Lucepedia

Digitale theologische encyclopedie

Verantwoordelijke redacteur dossier: Karin Leeuwenhoek
Dossiers » Gregoriaans » introductie » Gregoriaans

Gregoriaans

Door A. Vernooij, emeritus bijzonder hoogleraar Liturgische Muziek Tilburg University 
 
‘De Kerk erkent de gregoriaanse zang als eigen aan de Romeinse liturgie; deze moet derhalve, afgezien van meer belangrijke overwegingen, bij de liturgische handelingen de voornaamste plaats innemen,’ aldus de bisschoppen van de wereldkerk tijdens het Tweede Vaticaans Concilie (1962-1965) in Sacrosanctum Concilium, de constitutie over de heilige liturgie. De woorden ‘meer belangrijke overwegingen’ en ‘voornaamste plaats’ betekenden de officiële erkenning van een revolutionaire ontwikkeling van die jaren op liturgisch gebied, namelijk de doorbraak van de volkstaal, niet alleen wat de gesproken en gezongen taal betreft, maar vooral ook in de totale vormgeving van de liturgie. Toch heeft deze ontwikkeling niet het einde van het Gregoriaans met zijn Latijnstalige tekst tot gevolg gehad. Het heeft sindsdien zijn plaats in de liturgie in drieërlei opzicht behouden. Op de eerste plaats is het niet uit de liturgie verdwenen, zij het dat zijn aandeel daarin bescheiden is geworden. Vervolgens beleeft het sinds de jaren ’70 van de 20e eeuw ten gevolge van de aandacht voor Oude Muziek een renaissance, die enerzijds geleid heeft tot nieuwe bestudering van zijn melodie en ritme binnen de wetenschap van de gregoriaanse semiologie, en anderzijds tot het ontstaan van veel vaak buiten liturgisch verband optredende koren met enkel Gregoriaans als repertoire. Maar bovenal blijkt het bij de melodische vormgeving van de volkstaalliturgie haar aloude taak als ‘mater et magistra’ van alle liturgische muziek niet verloren te hebben. Het is een blijvende bron van inspiratie voor de volkstaalmuziek.   

Een eeuwenoud verhaal   

Het Gregoriaans ontleent zijn naam aan Gregorius de Grote, paus van 590 tot 604. Hij zou de componist ervan zijn. We zien hem dan ook vaak afgebeeld met de duif van de H. Geest op zijn schouder, die hem de goddelijke melodieën inblaast. Deze mooie legende uit de 8e eeuw berust niet op waarheid, omdat het Gregoriaans én al bestaat zolang de christenen liturgie vieren, én er in oorsprong  geen componist bij te pas gekomen is. Zijn melodieën zijn gebaseerd op een aloude oosterse manier van reciteren-zingen-proclameren van teksten, waarbij ongeschreven mondelinge overlevering en improvisatie een grote rol speelde/speelt. Voor het psalmodiëren werd ongetwijfeld voortgebouwd op de joodse traditie. Paus Gregorius is in zoverre van belang geweest, dat hij de liturgische teksten heeft geordend en vastgelegd en daarmee in zekere zin aan de wieg heeft gestaan van het gregoriaanse repertoire. Ook zorgde hij ervoor dat de missionarissen naar verre landen liturgische boeken met zich meedroegen, en dat minstens één monnik uit hun gezelschap de gezangen uit zijn hoofd kende. Dankzij deze monniken werd de zang van Rome over Europa verspreid en is er bijvoorbeeld ook wat onze streken betreft een rechtstreekse lijn (via Engeland). 
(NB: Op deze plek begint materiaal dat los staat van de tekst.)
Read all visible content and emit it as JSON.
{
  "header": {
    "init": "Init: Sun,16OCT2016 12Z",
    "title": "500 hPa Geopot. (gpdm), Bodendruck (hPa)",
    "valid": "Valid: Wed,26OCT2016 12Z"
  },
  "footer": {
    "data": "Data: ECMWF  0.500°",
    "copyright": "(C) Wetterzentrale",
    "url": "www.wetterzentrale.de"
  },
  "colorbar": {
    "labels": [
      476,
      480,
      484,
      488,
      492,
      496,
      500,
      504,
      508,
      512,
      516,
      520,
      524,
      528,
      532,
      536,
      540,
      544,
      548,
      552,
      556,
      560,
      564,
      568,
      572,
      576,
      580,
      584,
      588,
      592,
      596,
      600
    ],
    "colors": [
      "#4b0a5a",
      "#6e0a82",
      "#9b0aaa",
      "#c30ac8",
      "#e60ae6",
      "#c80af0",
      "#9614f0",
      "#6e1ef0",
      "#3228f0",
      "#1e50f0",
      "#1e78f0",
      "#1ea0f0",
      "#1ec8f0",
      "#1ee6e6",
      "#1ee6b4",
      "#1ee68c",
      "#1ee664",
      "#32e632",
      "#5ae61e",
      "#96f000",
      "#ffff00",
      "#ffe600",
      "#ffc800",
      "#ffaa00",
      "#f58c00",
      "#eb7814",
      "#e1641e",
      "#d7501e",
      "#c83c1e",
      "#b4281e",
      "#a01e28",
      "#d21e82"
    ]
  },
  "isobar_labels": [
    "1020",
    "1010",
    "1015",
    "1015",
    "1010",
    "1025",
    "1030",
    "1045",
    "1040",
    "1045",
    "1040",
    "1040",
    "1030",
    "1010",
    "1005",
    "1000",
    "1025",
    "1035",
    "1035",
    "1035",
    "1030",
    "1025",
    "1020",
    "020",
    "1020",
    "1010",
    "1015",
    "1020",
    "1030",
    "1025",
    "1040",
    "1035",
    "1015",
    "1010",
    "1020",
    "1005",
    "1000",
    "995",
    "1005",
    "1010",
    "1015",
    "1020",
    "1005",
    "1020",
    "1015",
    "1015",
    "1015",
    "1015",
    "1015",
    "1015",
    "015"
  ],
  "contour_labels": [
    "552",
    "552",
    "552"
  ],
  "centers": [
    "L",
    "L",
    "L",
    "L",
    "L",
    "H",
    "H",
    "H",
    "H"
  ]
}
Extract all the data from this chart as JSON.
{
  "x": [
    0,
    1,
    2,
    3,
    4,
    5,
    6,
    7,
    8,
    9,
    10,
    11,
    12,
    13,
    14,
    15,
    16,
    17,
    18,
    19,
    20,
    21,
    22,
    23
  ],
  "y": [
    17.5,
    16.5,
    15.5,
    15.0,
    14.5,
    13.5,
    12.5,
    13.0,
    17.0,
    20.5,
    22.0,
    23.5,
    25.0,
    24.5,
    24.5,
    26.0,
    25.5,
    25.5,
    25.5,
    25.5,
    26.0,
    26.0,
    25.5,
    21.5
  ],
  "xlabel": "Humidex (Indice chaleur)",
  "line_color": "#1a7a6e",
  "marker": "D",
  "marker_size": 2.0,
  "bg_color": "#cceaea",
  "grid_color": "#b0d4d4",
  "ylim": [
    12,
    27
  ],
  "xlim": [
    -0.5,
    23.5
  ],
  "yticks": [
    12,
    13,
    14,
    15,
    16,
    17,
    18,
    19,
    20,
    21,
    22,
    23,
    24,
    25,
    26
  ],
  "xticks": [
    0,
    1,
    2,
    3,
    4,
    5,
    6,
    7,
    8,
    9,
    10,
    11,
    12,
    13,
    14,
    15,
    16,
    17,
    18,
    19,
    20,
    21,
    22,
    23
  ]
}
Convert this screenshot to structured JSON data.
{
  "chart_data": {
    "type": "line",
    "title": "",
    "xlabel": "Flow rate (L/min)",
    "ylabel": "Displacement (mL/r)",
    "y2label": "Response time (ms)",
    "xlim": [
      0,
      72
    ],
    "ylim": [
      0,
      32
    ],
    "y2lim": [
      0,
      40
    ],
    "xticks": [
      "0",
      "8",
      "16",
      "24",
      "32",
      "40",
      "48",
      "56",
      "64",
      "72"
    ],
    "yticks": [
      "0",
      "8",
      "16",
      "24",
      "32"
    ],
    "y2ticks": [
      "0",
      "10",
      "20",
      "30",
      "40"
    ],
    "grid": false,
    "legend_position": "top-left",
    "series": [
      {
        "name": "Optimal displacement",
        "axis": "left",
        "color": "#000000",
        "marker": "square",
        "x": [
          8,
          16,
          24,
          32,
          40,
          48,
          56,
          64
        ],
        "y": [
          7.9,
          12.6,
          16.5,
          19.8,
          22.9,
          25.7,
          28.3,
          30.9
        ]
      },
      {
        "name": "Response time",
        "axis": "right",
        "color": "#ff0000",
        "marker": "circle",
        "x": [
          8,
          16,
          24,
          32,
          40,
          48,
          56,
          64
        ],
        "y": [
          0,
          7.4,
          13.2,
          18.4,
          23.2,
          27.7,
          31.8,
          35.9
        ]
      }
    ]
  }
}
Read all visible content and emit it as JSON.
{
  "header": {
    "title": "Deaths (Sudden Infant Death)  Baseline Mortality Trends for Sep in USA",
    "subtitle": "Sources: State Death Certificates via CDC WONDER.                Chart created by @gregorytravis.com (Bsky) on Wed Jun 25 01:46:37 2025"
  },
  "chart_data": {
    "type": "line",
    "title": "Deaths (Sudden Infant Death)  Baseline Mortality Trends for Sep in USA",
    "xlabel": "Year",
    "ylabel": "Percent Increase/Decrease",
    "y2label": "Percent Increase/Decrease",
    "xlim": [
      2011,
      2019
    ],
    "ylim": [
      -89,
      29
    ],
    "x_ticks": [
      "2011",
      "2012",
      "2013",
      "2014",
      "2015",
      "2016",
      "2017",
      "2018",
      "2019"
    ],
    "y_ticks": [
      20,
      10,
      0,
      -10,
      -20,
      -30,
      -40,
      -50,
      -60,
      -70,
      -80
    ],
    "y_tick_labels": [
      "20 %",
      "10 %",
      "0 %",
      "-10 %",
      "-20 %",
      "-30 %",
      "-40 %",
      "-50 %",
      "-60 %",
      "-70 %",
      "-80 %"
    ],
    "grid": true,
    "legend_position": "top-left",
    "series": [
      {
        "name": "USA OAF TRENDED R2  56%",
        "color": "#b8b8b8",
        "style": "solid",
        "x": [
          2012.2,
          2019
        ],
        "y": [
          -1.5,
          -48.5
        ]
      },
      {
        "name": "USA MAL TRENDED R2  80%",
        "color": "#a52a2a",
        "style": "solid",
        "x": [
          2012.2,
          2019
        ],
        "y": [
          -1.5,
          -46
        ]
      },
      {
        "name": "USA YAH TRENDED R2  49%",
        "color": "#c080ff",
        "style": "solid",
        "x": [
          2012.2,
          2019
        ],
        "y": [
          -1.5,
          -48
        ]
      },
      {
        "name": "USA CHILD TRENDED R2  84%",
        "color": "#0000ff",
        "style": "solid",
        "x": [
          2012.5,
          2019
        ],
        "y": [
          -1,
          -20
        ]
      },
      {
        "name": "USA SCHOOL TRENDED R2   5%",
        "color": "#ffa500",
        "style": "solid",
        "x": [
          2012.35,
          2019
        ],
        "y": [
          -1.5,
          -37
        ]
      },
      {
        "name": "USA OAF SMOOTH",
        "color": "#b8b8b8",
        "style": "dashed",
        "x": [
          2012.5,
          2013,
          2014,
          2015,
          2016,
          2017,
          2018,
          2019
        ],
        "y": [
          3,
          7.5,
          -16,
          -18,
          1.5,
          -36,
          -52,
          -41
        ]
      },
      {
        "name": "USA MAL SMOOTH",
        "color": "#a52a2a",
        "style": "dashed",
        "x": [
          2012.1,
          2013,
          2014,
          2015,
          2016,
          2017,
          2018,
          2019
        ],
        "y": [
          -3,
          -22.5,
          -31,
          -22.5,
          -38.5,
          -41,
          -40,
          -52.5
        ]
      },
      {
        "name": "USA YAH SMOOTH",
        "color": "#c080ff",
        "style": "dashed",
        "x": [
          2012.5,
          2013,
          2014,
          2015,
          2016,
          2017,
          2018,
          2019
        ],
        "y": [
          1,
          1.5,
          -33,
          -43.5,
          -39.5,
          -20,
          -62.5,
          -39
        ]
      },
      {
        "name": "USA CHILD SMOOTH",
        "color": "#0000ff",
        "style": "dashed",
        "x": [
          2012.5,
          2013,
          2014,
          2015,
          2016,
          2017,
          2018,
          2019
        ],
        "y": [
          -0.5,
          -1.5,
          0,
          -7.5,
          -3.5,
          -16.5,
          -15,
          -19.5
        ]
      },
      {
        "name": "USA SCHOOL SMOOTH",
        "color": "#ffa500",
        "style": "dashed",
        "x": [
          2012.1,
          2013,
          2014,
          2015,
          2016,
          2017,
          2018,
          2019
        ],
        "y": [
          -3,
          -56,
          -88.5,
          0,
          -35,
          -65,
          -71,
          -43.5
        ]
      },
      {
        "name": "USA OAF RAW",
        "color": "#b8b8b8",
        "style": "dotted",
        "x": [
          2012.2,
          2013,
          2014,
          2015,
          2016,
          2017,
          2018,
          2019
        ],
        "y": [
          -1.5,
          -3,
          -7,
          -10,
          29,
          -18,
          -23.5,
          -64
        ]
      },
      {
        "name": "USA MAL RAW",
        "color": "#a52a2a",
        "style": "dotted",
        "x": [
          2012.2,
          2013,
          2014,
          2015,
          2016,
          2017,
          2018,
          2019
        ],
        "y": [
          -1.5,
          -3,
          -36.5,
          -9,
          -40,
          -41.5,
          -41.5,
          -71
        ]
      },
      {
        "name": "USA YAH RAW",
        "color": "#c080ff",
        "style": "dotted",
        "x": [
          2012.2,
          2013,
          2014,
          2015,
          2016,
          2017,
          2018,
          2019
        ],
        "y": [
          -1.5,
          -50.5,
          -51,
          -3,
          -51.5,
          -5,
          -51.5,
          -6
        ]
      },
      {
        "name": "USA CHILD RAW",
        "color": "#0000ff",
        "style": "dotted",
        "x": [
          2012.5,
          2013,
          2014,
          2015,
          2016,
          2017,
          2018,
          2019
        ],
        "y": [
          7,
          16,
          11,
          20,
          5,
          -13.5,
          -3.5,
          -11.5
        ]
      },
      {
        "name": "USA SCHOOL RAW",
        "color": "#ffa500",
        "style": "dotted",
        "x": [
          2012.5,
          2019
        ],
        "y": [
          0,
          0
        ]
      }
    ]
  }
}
Misschien heeft zich door deze vroege ontwikkeling het wonder kunnen voltrekken, dat er in meerdere streken van Europa een eigen traditie kon ontstaan, met eigen melodische nuances, maar dat de melodieën toch alle min of meer stoelen op één basis. Centra daarvan waren naast Rome de streek rond Milaan (het Ambrosiaans), zuidelijk Italië (het Beneventaans), Frankrijk (het Gallicaans), zuidelijk Frankrijk (het Aquitaans) en Noord-Afrika en Spanje (het Mozarabisch). Het Gregoriaans, zoals wij dat uit de traditie kennen, is met name tijdens de Karolingische Renaissance van de 8e eeuw ontwikkeld binnen de monnikenkloosters en is wellicht een  vermenging van het Oud-Romeinse repertoire en de Gallicaanse zang, toen namelijk de Romeinse zang en liturgie in het Frankische rijk werd ingevoerd ten koste van de Gallicaanse liturgie. Chrodegang (712-766), de bisschop van Metz, speelde mogelijk een rol in de totstandkoming van deze synthese, met de steun van Pepijn de Korte. Van de 8e tot de 12e eeuw groeide het Metz van Chrodegang uit tot een van de belangrijkste muzikale scholen van Europa, samen met Sankt Gallen (Zwitserland), Reims en Chartres (Frankrijk). Keizer Karel de Grote (747/48-814) heeft eveneens een belangrijke rol gespeeld bij het verspreiden van de gregoriaanse muziek. Om de eenheid in zijn rijk te bevorderen poogde hij allerlei zaken zowel op wereldlijk als op geestelijk terrein te standaardiseren. Hij streefde een uniforme misliturgie na in zijn hele rijk, waarin het Gregoriaans als de officiële zang werd gebruikt.  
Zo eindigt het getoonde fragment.